The statement concentrates on seven issues most relevant to identifying and addressing environmental matters in the audit of financial statements.

The consideration of relevant environmental laws and regulations

The auditor is not and cannot be held responsible for preventing a client’s non-compliance with environmental laws and regulations. However, the audit must be planned and performed with an attitude of professional scepticism.

As part of the planning process the auditor must obtain a general understanding of environmental laws and regulations applicable to the client, and the policies and procedures used to comply.

Knowledge of the business

The auditor must be able to understand the possible impact of environmental matters on the financial statements, the audit process and the audit report respectively. The auditor’s required level of knowledge is less than that of management or of environmental experts, but needs to be sufficient to enable an understanding of environmental matters.

Risk assessments and internal control

The draft provides examples of what an auditor should do to assess the level of environmental risk and the adequacy of the entity’s controls.

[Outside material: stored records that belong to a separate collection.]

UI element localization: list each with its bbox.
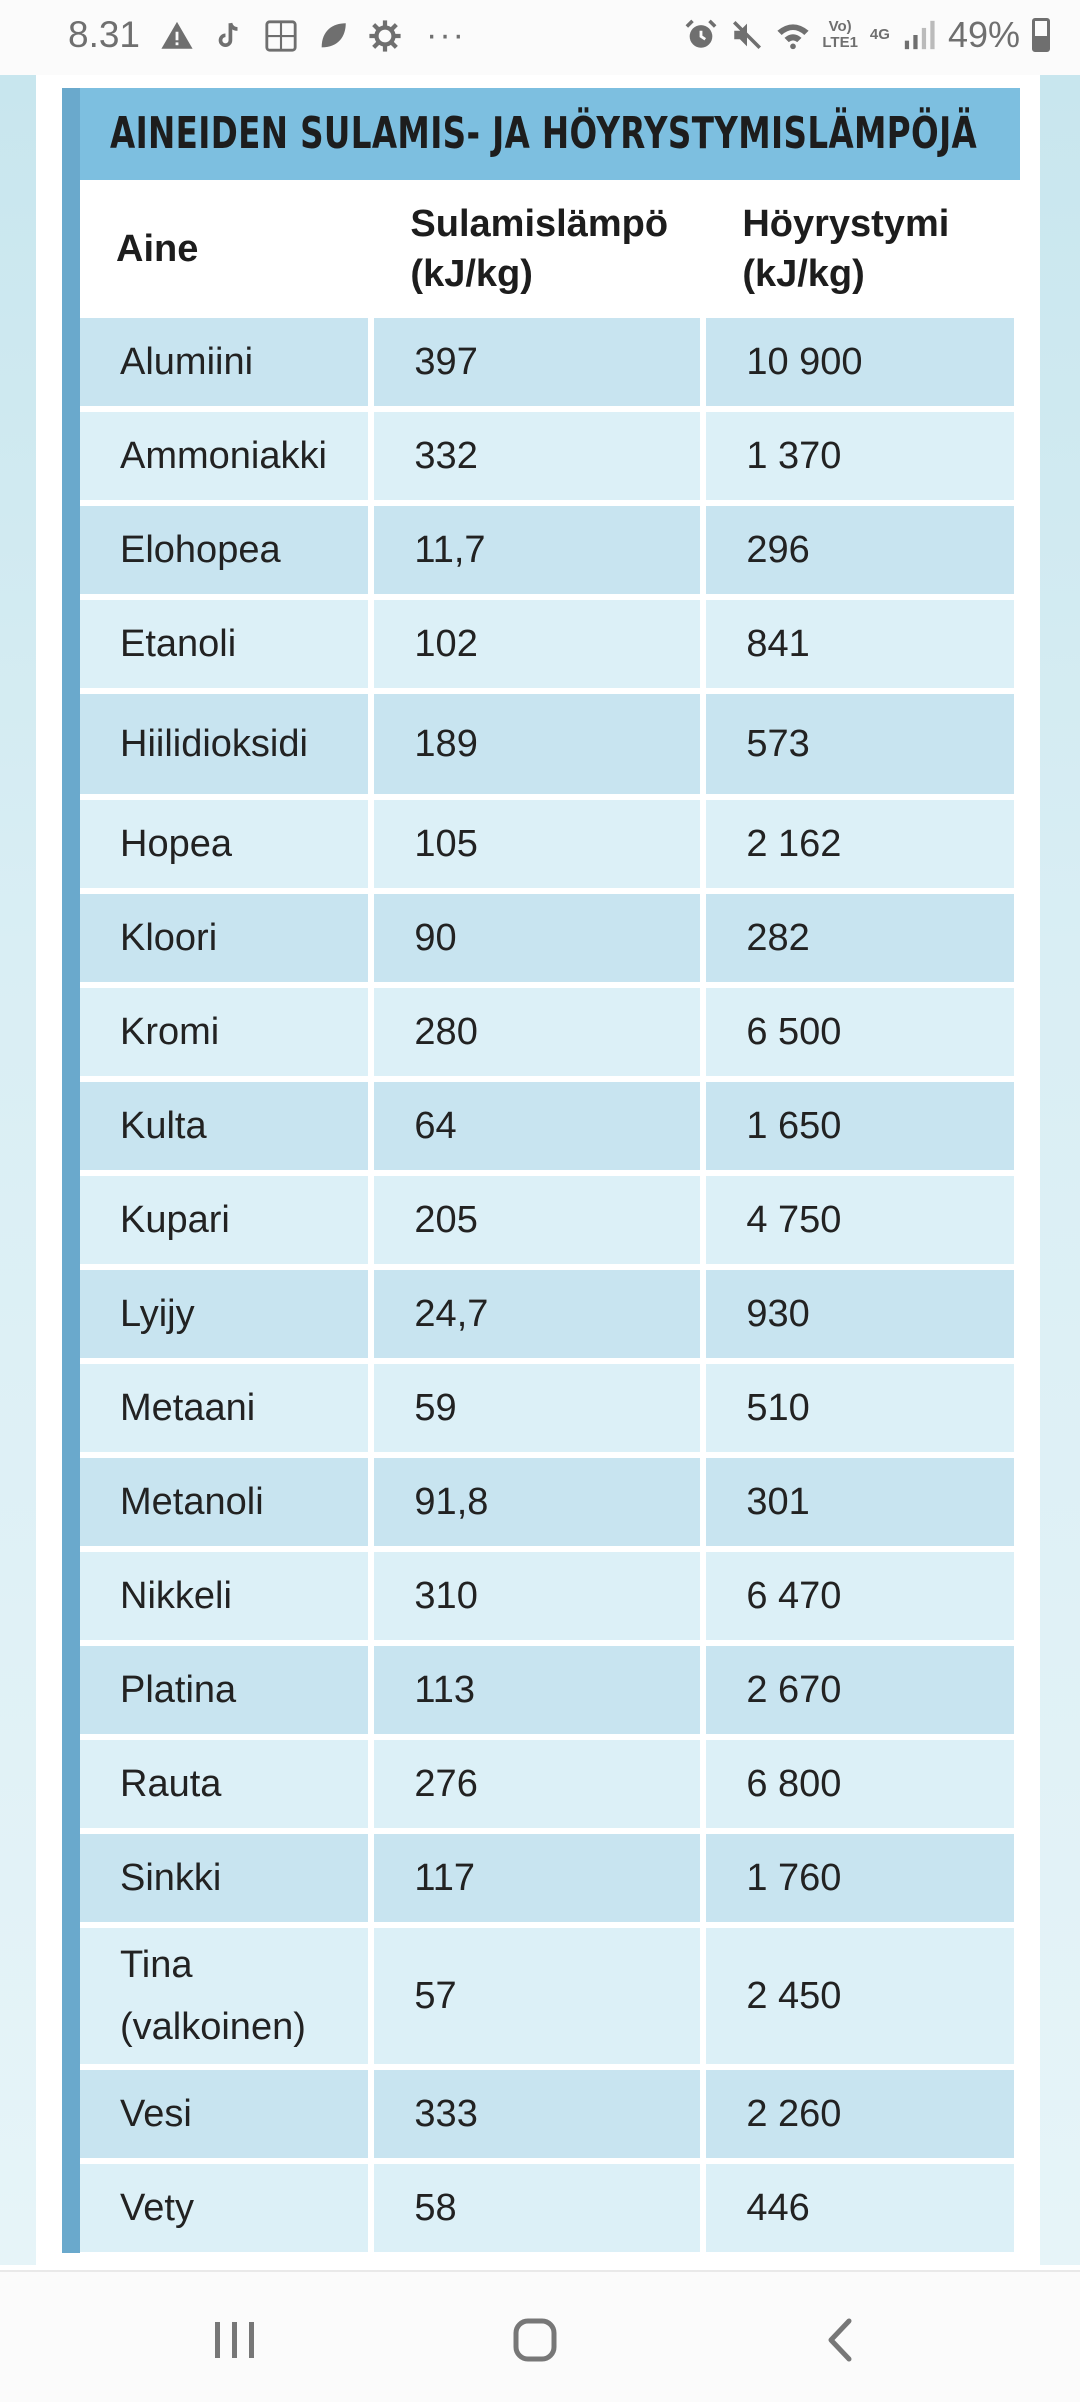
cell-hoyrystymislampo: 930 xyxy=(706,1270,1014,1358)
tiktok-icon xyxy=(212,19,246,53)
cell-hoyrystymislampo: 573 xyxy=(706,694,1014,794)
recents-button[interactable] xyxy=(205,2310,265,2370)
cell-aine: Lyijy xyxy=(80,1270,368,1358)
cell-sulamislampo: 58 xyxy=(374,2164,700,2252)
cell-hoyrystymislampo: 282 xyxy=(706,894,1014,982)
battery-percent: 49% xyxy=(947,14,1020,55)
table-title: AINEIDEN SULAMIS- JA HÖYRYSTYMISLÄMPÖJÄ xyxy=(110,108,978,159)
cell-sulamislampo: 310 xyxy=(374,1552,700,1640)
cell-aine: Platina xyxy=(80,1646,368,1734)
table-header-row xyxy=(80,186,1014,312)
cell-sulamislampo: 333 xyxy=(374,2070,700,2158)
cell-aine: Nikkeli xyxy=(80,1552,368,1640)
cell-aine: Kupari xyxy=(80,1176,368,1264)
cell-aine: Tina (valkoinen) xyxy=(80,1928,368,2064)
table-left-stripe xyxy=(62,88,80,2253)
table-row xyxy=(80,1928,1014,2064)
cell-aine: Ammoniakki xyxy=(80,412,368,500)
table-row xyxy=(80,412,1014,500)
cell-hoyrystymislampo: 6 800 xyxy=(706,1740,1014,1828)
leaf-icon xyxy=(316,19,350,53)
cell-sulamislampo: 102 xyxy=(374,600,700,688)
cell-sulamislampo: 64 xyxy=(374,1082,700,1170)
table-row xyxy=(80,1552,1014,1640)
mute-icon xyxy=(730,18,764,52)
signal-icon xyxy=(902,18,936,52)
cell-aine: Kromi xyxy=(80,988,368,1076)
table-viewport[interactable] xyxy=(80,180,1020,2260)
cell-hoyrystymislampo: 4 750 xyxy=(706,1176,1014,1264)
cell-hoyrystymislampo: 2 260 xyxy=(706,2070,1014,2158)
notification-icons xyxy=(160,16,466,55)
cell-hoyrystymislampo: 10 900 xyxy=(706,318,1014,406)
table-row xyxy=(80,694,1014,794)
table-row xyxy=(80,2164,1014,2252)
cell-aine: Metaani xyxy=(80,1364,368,1452)
cell-sulamislampo: 11,7 xyxy=(374,506,700,594)
cell-aine: Hiilidioksidi xyxy=(80,694,368,794)
table-row xyxy=(80,1364,1014,1452)
cell-aine: Elohopea xyxy=(80,506,368,594)
back-icon xyxy=(825,2317,855,2363)
data-table xyxy=(80,180,1020,2258)
navigation-bar xyxy=(0,2270,1080,2402)
recents-icon xyxy=(212,2320,258,2360)
table-body xyxy=(80,318,1014,2252)
settings-icon xyxy=(368,19,402,53)
warning-icon xyxy=(160,19,194,53)
cell-aine: Kloori xyxy=(80,894,368,982)
cell-aine: Sinkki xyxy=(80,1834,368,1922)
cell-hoyrystymislampo: 2 450 xyxy=(706,1928,1014,2064)
sudoku-icon xyxy=(264,19,298,53)
cell-sulamislampo: 105 xyxy=(374,800,700,888)
header-hoyrystymislampo: Höyrystymi (kJ/kg) xyxy=(706,186,1014,312)
cell-sulamislampo: 57 xyxy=(374,1928,700,2064)
table-row xyxy=(80,894,1014,982)
cell-sulamislampo: 117 xyxy=(374,1834,700,1922)
cell-hoyrystymislampo: 510 xyxy=(706,1364,1014,1452)
table-row xyxy=(80,600,1014,688)
cell-aine: Rauta xyxy=(80,1740,368,1828)
table-row xyxy=(80,1646,1014,1734)
battery-icon xyxy=(1032,18,1050,52)
cell-hoyrystymislampo: 2 670 xyxy=(706,1646,1014,1734)
cell-aine: Vesi xyxy=(80,2070,368,2158)
more-icon: ··· xyxy=(426,16,466,54)
status-time: 8.31 xyxy=(68,14,141,55)
home-icon xyxy=(512,2317,558,2363)
cell-hoyrystymislampo: 6 470 xyxy=(706,1552,1014,1640)
table-row xyxy=(80,506,1014,594)
cell-hoyrystymislampo: 2 162 xyxy=(706,800,1014,888)
table-row xyxy=(80,1458,1014,1546)
header-aine: Aine xyxy=(80,186,368,312)
cell-aine: Etanoli xyxy=(80,600,368,688)
status-bar xyxy=(0,0,1080,75)
table-row xyxy=(80,2070,1014,2158)
table-row xyxy=(80,1176,1014,1264)
cell-sulamislampo: 59 xyxy=(374,1364,700,1452)
table-row xyxy=(80,800,1014,888)
cell-sulamislampo: 24,7 xyxy=(374,1270,700,1358)
cell-hoyrystymislampo: 446 xyxy=(706,2164,1014,2252)
cell-sulamislampo: 276 xyxy=(374,1740,700,1828)
back-button[interactable] xyxy=(810,2310,870,2370)
cell-aine: Vety xyxy=(80,2164,368,2252)
cell-hoyrystymislampo: 1 650 xyxy=(706,1082,1014,1170)
network-gen: 4G xyxy=(869,26,890,43)
table-row xyxy=(80,1082,1014,1170)
table-row xyxy=(80,1834,1014,1922)
cell-sulamislampo: 332 xyxy=(374,412,700,500)
cell-sulamislampo: 397 xyxy=(374,318,700,406)
cell-hoyrystymislampo: 301 xyxy=(706,1458,1014,1546)
cell-hoyrystymislampo: 296 xyxy=(706,506,1014,594)
cell-sulamislampo: 189 xyxy=(374,694,700,794)
table-row xyxy=(80,988,1014,1076)
cell-sulamislampo: 280 xyxy=(374,988,700,1076)
wifi-icon xyxy=(776,18,810,52)
cell-hoyrystymislampo: 1 370 xyxy=(706,412,1014,500)
cell-sulamislampo: 90 xyxy=(374,894,700,982)
cell-aine: Kulta xyxy=(80,1082,368,1170)
table-row xyxy=(80,318,1014,406)
system-icons xyxy=(684,14,1050,56)
home-button[interactable] xyxy=(505,2310,565,2370)
cell-sulamislampo: 91,8 xyxy=(374,1458,700,1546)
table-row xyxy=(80,1270,1014,1358)
network-label: Vo) LTE1 xyxy=(822,18,858,51)
table-row xyxy=(80,1740,1014,1828)
cell-sulamislampo: 113 xyxy=(374,1646,700,1734)
cell-aine: Hopea xyxy=(80,800,368,888)
alarm-icon xyxy=(684,18,718,52)
cell-aine: Alumiini xyxy=(80,318,368,406)
cell-hoyrystymislampo: 1 760 xyxy=(706,1834,1014,1922)
cell-hoyrystymislampo: 6 500 xyxy=(706,988,1014,1076)
header-sulamislampo: Sulamislämpö (kJ/kg) xyxy=(374,186,700,312)
cell-sulamislampo: 205 xyxy=(374,1176,700,1264)
table-title-bar xyxy=(80,88,1020,180)
cell-aine: Metanoli xyxy=(80,1458,368,1546)
cell-hoyrystymislampo: 841 xyxy=(706,600,1014,688)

Examples are given of what to look for both in assessing the inherent risk of material misstatement due to environmental matters and for when the auditor is assessing the accounting and internal control systems.

The control environment can be judged on a list of factors provided in the draft: for example, board responsibility for the environment. An understanding of control procedures should be acquired.

Detection risk/substantive procedures

In determining appropriate substantive audit procedures, the auditor is expected to consider the level of risk so as to reduce it to an acceptable level. In certain situations the auditor may need to consider using the work of environmental experts.

Using the work of others

Environmental experts may be required to provide assistance in developing accounting estimates and disclosures. The internal audit department may have information on the environmental aspects of the entity’s operations.

The auditor may also consider using the findings of environmental audits as appropriate evidence.

Management representations

Because much of the evidence in respect to the impact of environmental matters on the financial statements will be persuasive rather than conclusive, the auditor may wish to obtain specific representation from management that they:

– are not aware of any material liabilities or contingencies arising from environmental matters, including those resulting from illegal or possibly illegal acts

– are not aware of environmental matters that may result in a material impairment of assets or

– if aware of such matters, have disclosed to the auditor all facts related to them

Reporting

The auditor should assess the need for disclosure of the effects of environmental matters on the financial statements. If it is required, the auditor should assess the adequacy of such disclosure including management conclusions regarding the expected outcomes of contingencies.

The auditor may conclude that there are significant uncertainties, or inappropriate disclosures, due to environmental matters and issue a modified auditor’s report.

Jodie Lewis is an environmental consultant for KPMG’s Environment Unit.